THAILAND The trial of a Thai billionaire construction tycoon charged with poaching an endangered black panther and other animals in a wildlife sanctuary began yesterday after months of delay.

AUSTRALIA A wildfire stoked by heatwave conditions in northeast Australia has destroyed at least four homes, forced the evacuation of hundreds of others and razed 20,000 hectares of farmland and woodland, authorities said yesterday.

SRI LANKA Lawmakers supporting disputed Prime Minister Mahinda Rajapaksa boycotted Parliament for a second day yesterday, accusing the speaker of bias during a political crisis that has engulfed the island nation for nearly a month.

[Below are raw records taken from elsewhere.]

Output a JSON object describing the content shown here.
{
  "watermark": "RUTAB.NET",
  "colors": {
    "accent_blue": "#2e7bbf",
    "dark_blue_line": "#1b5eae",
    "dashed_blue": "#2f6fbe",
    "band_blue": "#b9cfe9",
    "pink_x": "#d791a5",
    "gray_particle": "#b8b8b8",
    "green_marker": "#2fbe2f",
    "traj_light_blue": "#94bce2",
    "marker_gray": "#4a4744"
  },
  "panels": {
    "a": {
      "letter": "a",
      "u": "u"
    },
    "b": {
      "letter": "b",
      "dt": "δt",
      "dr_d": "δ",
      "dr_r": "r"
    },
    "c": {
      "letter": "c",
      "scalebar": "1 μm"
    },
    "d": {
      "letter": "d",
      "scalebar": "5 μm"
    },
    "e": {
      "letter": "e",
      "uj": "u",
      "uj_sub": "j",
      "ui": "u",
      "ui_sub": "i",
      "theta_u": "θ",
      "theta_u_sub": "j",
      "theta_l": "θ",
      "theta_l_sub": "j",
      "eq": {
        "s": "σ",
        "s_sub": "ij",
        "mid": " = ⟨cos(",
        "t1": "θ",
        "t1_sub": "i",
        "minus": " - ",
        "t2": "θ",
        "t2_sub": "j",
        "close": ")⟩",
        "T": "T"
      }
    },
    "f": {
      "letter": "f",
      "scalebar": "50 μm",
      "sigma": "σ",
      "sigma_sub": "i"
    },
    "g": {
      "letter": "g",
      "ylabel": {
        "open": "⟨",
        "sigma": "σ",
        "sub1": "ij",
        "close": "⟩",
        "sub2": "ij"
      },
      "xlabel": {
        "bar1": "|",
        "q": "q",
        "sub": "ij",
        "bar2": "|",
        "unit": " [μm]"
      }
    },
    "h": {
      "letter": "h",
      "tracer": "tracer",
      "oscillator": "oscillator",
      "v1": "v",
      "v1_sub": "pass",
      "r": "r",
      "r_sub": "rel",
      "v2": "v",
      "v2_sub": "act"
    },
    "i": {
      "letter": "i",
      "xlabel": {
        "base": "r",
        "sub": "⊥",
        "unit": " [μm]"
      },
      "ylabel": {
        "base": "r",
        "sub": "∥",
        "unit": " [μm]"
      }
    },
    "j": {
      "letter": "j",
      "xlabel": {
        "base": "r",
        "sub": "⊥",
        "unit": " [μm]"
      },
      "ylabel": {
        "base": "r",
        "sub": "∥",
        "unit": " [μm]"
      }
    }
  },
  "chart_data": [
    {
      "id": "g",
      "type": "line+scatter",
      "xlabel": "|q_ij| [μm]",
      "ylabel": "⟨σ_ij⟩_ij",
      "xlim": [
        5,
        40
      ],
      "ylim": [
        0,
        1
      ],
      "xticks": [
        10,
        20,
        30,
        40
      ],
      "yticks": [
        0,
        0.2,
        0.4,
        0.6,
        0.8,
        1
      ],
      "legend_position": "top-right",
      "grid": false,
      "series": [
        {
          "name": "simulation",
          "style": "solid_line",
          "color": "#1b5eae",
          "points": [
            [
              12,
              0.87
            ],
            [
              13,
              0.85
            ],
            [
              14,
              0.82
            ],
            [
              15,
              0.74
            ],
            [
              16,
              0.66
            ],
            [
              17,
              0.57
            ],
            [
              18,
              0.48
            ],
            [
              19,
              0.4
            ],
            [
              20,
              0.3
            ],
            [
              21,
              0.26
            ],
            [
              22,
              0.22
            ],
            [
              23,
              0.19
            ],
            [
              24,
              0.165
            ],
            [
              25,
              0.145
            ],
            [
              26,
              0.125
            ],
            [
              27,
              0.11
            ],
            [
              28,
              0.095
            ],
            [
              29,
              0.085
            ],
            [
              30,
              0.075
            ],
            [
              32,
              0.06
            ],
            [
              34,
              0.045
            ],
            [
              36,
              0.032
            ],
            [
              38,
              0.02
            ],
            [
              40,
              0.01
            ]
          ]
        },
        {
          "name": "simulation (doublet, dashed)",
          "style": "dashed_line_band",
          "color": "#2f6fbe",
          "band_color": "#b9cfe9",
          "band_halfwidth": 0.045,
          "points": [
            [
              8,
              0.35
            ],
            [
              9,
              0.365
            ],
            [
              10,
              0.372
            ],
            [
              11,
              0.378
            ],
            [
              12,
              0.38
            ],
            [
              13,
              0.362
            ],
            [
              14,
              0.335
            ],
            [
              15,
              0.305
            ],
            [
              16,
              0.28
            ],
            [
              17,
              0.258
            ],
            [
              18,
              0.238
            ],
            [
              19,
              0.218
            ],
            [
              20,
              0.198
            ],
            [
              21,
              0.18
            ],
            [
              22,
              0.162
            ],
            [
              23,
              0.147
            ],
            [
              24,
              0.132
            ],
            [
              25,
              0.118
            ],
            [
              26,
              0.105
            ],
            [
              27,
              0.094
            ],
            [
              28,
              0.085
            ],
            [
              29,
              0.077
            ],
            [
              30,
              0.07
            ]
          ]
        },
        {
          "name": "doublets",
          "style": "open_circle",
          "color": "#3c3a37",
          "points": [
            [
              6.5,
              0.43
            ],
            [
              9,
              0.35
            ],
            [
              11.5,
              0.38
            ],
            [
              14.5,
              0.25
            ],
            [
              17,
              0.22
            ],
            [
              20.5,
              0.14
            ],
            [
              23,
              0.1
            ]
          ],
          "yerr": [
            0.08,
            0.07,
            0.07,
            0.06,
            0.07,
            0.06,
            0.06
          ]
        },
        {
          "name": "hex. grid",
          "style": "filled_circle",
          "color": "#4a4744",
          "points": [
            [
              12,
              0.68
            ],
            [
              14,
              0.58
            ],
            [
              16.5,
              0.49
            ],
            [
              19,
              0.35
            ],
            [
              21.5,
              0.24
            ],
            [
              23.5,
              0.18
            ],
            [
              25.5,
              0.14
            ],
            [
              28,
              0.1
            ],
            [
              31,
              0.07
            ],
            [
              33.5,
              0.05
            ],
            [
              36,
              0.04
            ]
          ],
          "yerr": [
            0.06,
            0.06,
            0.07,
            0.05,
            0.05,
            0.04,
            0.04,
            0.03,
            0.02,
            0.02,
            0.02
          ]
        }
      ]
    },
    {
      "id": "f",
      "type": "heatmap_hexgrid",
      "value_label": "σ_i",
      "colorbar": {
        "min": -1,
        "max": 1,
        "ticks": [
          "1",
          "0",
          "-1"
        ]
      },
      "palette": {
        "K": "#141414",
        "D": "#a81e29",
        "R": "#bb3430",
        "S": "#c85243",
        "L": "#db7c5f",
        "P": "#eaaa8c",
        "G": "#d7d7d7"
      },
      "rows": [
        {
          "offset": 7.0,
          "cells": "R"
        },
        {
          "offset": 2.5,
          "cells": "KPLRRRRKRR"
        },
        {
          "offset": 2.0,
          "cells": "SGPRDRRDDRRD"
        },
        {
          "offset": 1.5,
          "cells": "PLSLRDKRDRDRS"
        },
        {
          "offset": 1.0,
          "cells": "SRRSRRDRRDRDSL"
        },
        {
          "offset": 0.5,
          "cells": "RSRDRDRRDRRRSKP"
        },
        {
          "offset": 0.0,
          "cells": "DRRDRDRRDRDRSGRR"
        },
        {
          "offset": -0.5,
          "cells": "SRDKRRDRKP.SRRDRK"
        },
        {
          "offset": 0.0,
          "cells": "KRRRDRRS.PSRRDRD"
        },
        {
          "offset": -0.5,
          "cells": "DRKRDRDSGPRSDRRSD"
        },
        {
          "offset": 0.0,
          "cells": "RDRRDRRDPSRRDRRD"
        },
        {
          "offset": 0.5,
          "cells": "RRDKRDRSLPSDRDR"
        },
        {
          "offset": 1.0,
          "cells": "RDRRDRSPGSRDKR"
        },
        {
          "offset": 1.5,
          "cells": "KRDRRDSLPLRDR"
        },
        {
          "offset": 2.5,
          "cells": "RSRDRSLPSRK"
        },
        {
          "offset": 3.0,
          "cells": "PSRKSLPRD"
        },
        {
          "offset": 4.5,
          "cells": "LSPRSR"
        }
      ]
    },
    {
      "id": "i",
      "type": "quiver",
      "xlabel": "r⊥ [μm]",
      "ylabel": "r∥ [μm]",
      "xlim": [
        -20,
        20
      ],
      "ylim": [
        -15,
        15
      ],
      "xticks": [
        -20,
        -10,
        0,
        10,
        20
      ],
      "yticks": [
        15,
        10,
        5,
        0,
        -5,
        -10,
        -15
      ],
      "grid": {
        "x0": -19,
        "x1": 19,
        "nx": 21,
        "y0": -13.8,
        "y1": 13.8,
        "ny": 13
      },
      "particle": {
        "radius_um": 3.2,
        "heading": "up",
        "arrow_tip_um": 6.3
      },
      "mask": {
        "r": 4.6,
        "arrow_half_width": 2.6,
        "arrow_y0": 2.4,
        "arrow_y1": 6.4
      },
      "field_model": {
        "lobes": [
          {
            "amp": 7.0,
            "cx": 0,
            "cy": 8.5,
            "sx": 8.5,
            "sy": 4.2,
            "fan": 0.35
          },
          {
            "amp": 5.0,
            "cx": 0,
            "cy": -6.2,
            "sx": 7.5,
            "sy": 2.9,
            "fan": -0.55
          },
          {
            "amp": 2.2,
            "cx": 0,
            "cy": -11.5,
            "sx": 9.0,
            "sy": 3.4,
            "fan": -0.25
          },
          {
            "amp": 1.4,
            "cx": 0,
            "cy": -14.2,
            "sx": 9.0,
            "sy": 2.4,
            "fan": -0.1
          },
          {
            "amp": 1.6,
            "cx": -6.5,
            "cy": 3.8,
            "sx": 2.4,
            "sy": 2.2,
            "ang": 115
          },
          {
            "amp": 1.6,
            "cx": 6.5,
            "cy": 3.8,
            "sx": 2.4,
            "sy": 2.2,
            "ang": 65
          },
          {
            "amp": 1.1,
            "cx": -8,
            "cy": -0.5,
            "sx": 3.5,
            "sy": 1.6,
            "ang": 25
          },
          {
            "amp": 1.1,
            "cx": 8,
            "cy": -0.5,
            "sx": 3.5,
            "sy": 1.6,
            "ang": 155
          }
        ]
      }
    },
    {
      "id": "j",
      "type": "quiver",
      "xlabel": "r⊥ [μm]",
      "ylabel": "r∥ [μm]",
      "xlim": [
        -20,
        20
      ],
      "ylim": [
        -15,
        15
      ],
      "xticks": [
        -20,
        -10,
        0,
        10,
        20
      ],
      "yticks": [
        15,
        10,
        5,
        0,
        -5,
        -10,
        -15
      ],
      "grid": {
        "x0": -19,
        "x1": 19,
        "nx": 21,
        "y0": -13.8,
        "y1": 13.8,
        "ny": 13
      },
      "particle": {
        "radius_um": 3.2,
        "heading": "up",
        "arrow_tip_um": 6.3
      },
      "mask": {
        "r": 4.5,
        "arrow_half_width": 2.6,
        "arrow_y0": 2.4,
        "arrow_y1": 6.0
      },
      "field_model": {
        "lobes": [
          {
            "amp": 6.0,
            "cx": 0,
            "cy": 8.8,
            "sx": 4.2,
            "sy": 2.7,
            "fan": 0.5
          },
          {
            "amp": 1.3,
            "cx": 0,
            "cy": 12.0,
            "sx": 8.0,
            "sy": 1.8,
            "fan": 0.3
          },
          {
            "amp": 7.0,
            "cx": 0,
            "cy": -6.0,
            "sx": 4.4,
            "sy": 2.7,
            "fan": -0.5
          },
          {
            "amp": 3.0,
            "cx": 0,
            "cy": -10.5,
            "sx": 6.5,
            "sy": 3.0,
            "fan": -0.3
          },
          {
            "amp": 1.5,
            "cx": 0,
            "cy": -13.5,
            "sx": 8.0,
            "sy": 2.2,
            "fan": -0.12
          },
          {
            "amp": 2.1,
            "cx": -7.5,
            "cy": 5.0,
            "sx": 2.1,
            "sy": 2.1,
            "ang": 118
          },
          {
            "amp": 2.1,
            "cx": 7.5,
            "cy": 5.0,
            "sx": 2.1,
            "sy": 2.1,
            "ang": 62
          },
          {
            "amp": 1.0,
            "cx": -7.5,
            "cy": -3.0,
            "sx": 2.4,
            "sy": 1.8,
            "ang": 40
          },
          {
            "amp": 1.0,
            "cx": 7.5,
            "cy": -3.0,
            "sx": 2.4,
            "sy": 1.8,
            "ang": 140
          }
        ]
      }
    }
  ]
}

AFGHANISTAN A roadside bomb killed three American soldiers in eastern Afghanistan yesterday, the U.S. military said, in what appeared to be the deadliest attack on U.S. forces in Afghanistan in the last 17 months.

SYRIA Workers have exhumed more than 500 bodies from one of the largest mass graves near the northern city of Raqqa, once the capital of the Islamic State group’s self-styled caliphate, and are still uncovering remains, a local official said yesterday. 

RUSSIA The European Court of Human Rights issued a fresh rebuke to the Kremlin yesterday, ruling that Russia’s continued ban on LGBT rallies is discriminatory and represents a violation of human rights.

GREECE Authorities say the dismembered bodies of three people, believed to be immigrants who were hit by a train overnight, have been found on rail tracks near the border with Turkey.

GERMANY A court yesterday convicted the suspect in last year’s attack on the Borussia Dortmund soccer team’s bus of attempted murder and sentenced him to 14 years in prison.

FRANCE An employee of the French Senate is in custody on suspicion of spying for North Korea. A judicial official says that the man was detained in an investigation open since March into “collecting and delivering information to a foreign power susceptible to harming fundamental interests of the nation.”

US President Donald Trump is strongly defending the U.S. use of tear gas at the Mexican border to repel a crowd of migrants that included angry rock-throwers but also barefoot, crying children.

BRAZIL Scientists warn that Brazil’s president-elect could push the Amazon rainforest past its tipping point — with severe consequences for global climate and rainfall.